Per il giudice delle indagini preliminari Calabria, in ogni caso, le prove ci sono già tutte: «Il compendio indiziario raccolto nel corso delle investigazioni (....) è solido e convincente», scrive nell’ordinanza. E, ancora, «non vi è dubbio che l’impiego dei Pos messi a disposizione dal Pallarin costituisca un (peraltro assai ingegnoso) meccanismo fraudolento per consentire agli operatori economici di incassare “in nero” i corrispettivi delle vendite senza lasciare traccia».
Migliaia di operazioni. Il giudice parte proprio dal vorticoso giro di affari di «Claudio Pellarin, titolare della ditta Venexto, operatore turistico e cambiavalute, intestatario di ben 10 apparecchi Pos (tutti appoggiati alla filiale di Venezia San Marco della Banca Popolare di Vicenza): numero di apparecchi che, tenute conto delle modeste dimensioni dell’attività in questione, svolta all’interno di un solo locale, appariva obiettivamente eccessivo».
Addirittura «spropositato» per un cambiavalute la cui «attività per altro non è segnalata da alcuna indicazione sulle vetrine esterne alla sede a Castello 5483». Ben 5344 le transazioni registrate tra il 2014 e il 2016 dal cambiavalute, con una «entità eclatante degli importi, per 16 milioni e mezzo di euro». Altre 2236 operazioni solo negli ultimi nove mesi. Conclusione del giudice: «L’attività di agenzia di viaggi del cambiavalute era a tutti gli effetti sostanzialmente inoperante e, quindi, di copertura».«Puntuale», conclude, «anche la ricostruzione della concreta gestione, da parte delle vetrerie, delle frodi fiscali».
“Macchinetta del caffe”. Così, nelle intercettazioni, i responsabili della vetrerie chiamavano il Pos, quando telefonavano a Pellarin in caso di mancato funzionamento. «Lapalissiano», scrive la Finanza, «che tale comportamento viene attuato per timore di essere intercettati».

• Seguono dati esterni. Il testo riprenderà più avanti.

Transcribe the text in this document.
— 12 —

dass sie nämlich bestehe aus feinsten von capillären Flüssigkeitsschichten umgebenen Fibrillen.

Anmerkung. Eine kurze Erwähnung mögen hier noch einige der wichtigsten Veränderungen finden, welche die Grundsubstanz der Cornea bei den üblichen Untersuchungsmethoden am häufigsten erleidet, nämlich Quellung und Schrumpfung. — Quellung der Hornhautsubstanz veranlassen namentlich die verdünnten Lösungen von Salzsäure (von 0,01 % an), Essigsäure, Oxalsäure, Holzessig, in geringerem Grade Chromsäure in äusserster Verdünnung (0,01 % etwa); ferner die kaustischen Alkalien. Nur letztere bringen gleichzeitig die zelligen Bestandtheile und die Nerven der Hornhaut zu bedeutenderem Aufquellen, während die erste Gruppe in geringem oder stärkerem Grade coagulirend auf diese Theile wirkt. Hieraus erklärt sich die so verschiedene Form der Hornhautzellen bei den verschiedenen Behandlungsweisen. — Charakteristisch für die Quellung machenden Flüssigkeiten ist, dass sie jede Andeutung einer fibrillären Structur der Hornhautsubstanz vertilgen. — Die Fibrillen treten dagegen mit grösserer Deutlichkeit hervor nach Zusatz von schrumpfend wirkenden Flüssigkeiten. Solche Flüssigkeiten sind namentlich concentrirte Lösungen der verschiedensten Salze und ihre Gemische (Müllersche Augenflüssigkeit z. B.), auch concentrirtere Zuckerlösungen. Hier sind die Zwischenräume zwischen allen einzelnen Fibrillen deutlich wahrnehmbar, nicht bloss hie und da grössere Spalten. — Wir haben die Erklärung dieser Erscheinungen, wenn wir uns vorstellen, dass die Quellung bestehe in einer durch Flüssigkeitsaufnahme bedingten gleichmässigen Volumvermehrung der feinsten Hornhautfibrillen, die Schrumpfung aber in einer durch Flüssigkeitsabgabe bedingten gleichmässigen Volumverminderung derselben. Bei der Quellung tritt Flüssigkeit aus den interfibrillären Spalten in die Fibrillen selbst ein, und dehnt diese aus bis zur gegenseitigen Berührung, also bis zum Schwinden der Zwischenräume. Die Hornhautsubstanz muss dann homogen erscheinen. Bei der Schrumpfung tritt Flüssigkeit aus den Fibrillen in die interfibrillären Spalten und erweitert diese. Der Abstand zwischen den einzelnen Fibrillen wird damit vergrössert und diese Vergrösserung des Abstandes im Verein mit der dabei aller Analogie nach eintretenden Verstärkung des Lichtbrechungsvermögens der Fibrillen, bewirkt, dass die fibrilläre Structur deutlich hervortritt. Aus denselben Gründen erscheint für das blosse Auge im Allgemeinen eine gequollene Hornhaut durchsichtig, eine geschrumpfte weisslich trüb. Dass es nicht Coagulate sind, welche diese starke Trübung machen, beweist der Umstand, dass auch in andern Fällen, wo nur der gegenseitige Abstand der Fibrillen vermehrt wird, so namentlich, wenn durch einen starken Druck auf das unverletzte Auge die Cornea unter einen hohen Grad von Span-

La contestazione. Su un punto il giudice dissente dalla Procura: sulla contestazione a Pellarin, oltre che del reato di false dichiarazioni, anche di “autoriciclaggio” (articolo 648 ter), che non sussisterebbe in quanto avrebbe investito i “guadagni” del raggiro in beni di uso comune.
LE REAZIONI
Il sindacato. Una grande manifestazione contro l’illegalità nel mondo del vetro artistico muranese. A organizzarla sarà la Filctem Cgil di Venezia, per dare un segnale forte al settore, cercando di ribellarsi al danno d’immagine e alle ricadute negative che seguiranno i fatti su cui sta indagando la Procura con la Guardia di finanza.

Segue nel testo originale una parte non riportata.